The government’s lead negotiator, Humberto de la Calle, sought to set a businesslike, cordial tone in brief remarks at a joint news conference at a lakeside hotel north of Oslo. He said the government seeks “mutual dignified treatment” in the talks and doesn’t expect the sides to see eye-to-eye ideologically. His opposite number from the Western Hemisphere’s last remaining major insurgency, Ivan Marquez, said the Revolutionary Armed Forces of Colombia, or FARC, had come to Oslo “with an olive branch.”
Then he began railing against Colombia’s “corrupt oligarchy,” its alleged masters in Washington, “state-sponsored violence,” the government’s “deceptive and backward” land policies, and the “vampires” of transnational oil and mining that FARC says are ravaging the nation. “We want to denounce the crime of capitalism and neo-liberalism,” Marquez said during a 35-minute discourse that denounced some companies and individuals by name, including a cousin of President Juan Manuel Santos and a relative of 1 of the government negotiators.
Members of the government team, separated from the FARC negotiators at a long table by Norwegian and Cuban diplomats who have acted as facilitators, looked bored and slightly annoyed, some crossing their arms, others propping up chins with hands. “There is a great chasm between the two parties that is going to be very difficult to overcome,” said political scientist Vicente Torrijos at Bogota’s Universidad del Rosario.
Colombia’s business community is also hostile to the FARC. Its TV and radio stations cut away to commercials early in the FARC’s separate news conference Thursday.
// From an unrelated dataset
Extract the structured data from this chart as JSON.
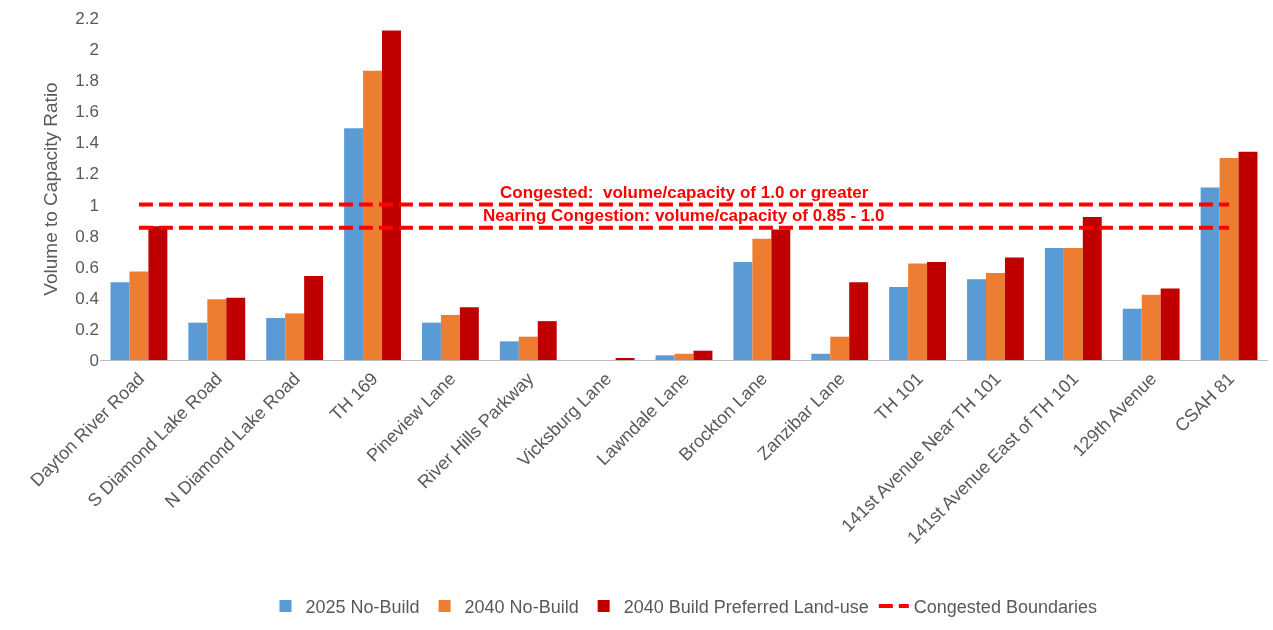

Land ownership issues are at the heart of Colombia’s conflict, which is fueled by cocaine trafficking and aggravated by far-right militias that have colluded with a military widely questioned for human right abuses. Colombia’s most fertile land has been largely concentrated in the hands of cattle ranchers and drug traffickers. Colombia’s president has said he expects the talks to last months, not years, as did the failed 1999-2002 talks that were held in a Switzerland-sized safe haven. Santos ruled out a safe haven this time and rejected FARC’s request for a cease-fire.